Mary Coin, by Marissa Silver

The second novel revolving around photography I’ve read recently (Eight girls taking pictures being the other).  Both also are fictionalized accounts of real people and events.  The frame tale of this story concerns Walker Dodge, who in the first pages is going to see his dying father in California, and in the final chapters, after his father’s death, discovers the possible connection between his family and one of the most well-known American photographs, “Migrant Mother,” taken by Dorothea Lange during the Great Depression.  The center of the book is its title character, “Mary Coin,” based on Florence Owens Thompson, the real subject of the photograph, and “Vera Dare,” the author’s imagined Dorothea Lange.

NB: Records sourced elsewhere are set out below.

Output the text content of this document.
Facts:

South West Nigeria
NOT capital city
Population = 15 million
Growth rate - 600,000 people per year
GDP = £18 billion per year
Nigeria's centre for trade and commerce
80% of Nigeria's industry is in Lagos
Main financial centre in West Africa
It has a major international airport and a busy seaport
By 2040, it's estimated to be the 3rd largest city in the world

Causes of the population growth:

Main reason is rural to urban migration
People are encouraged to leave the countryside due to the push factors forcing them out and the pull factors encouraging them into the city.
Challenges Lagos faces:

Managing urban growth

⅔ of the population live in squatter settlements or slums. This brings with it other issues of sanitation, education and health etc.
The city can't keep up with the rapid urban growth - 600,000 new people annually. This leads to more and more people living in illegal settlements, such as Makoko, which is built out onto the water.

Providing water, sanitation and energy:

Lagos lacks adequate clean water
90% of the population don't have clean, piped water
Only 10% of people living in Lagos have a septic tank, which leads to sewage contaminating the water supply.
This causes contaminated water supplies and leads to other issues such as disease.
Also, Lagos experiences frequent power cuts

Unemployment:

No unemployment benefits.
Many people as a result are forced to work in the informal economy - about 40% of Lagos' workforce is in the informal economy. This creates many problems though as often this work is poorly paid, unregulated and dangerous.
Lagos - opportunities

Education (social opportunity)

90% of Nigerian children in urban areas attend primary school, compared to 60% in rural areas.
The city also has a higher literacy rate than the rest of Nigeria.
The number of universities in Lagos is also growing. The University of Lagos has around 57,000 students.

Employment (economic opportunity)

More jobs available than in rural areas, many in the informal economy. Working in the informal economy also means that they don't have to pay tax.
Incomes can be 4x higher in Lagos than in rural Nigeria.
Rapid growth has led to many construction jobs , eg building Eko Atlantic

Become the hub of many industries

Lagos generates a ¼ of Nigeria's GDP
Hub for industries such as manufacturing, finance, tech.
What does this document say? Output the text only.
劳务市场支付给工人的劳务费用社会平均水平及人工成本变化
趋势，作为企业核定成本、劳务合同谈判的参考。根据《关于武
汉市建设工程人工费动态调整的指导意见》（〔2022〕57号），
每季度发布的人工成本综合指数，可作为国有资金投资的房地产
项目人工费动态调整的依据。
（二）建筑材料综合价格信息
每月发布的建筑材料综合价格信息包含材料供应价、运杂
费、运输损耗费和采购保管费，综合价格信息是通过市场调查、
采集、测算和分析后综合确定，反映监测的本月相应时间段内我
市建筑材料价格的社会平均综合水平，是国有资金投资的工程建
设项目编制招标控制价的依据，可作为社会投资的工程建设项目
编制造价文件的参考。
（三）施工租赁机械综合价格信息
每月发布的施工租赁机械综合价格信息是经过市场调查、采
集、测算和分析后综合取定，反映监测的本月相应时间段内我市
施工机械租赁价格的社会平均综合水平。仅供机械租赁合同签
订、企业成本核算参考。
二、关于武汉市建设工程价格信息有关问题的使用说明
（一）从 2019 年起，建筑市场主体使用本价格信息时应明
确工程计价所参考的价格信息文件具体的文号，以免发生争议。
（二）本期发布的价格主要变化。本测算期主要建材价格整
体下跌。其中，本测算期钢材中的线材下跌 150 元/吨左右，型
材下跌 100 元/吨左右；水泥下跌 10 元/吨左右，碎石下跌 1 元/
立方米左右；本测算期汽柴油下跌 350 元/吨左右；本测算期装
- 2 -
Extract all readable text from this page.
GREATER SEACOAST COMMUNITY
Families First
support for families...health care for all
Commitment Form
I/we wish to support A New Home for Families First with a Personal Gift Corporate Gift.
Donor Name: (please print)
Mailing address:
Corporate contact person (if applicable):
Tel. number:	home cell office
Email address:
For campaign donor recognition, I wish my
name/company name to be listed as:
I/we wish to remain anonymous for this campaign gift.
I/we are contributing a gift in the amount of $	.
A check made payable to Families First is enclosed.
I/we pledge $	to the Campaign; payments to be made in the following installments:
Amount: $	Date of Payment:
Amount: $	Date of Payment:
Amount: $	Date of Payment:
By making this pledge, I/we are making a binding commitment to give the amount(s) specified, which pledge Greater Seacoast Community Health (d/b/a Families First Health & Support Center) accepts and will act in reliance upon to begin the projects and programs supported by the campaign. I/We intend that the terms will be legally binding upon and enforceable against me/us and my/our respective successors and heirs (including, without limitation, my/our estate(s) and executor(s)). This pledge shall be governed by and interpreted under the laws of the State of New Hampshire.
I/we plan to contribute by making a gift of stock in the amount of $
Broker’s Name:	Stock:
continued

In fact, a minor criticism of the book is that I got so caught up in their story, that when the action shifted back to near-present time almost 200 pages later, I briefly couldn’t remember who “Walker Dodge” was.  Obviously Mary Coin had a very difficult life as an Okie struggling to raise six children as a migrant worker in California.  But Vera Dodge’s was no walk in the park either.  The intersection of their lives produces the iconic photograph.  The description of the lives migrants lived (and I suspect still live in some areas) involve the reader in their struggles.  And the philosophical meaning photographs,  such as “Migrant Mother," is “an alchemy of fact and invention that produces something recognizable as the truth.  But it is not the truth.”  Neither is this book, but it could have been.  Recommended.  323 pp.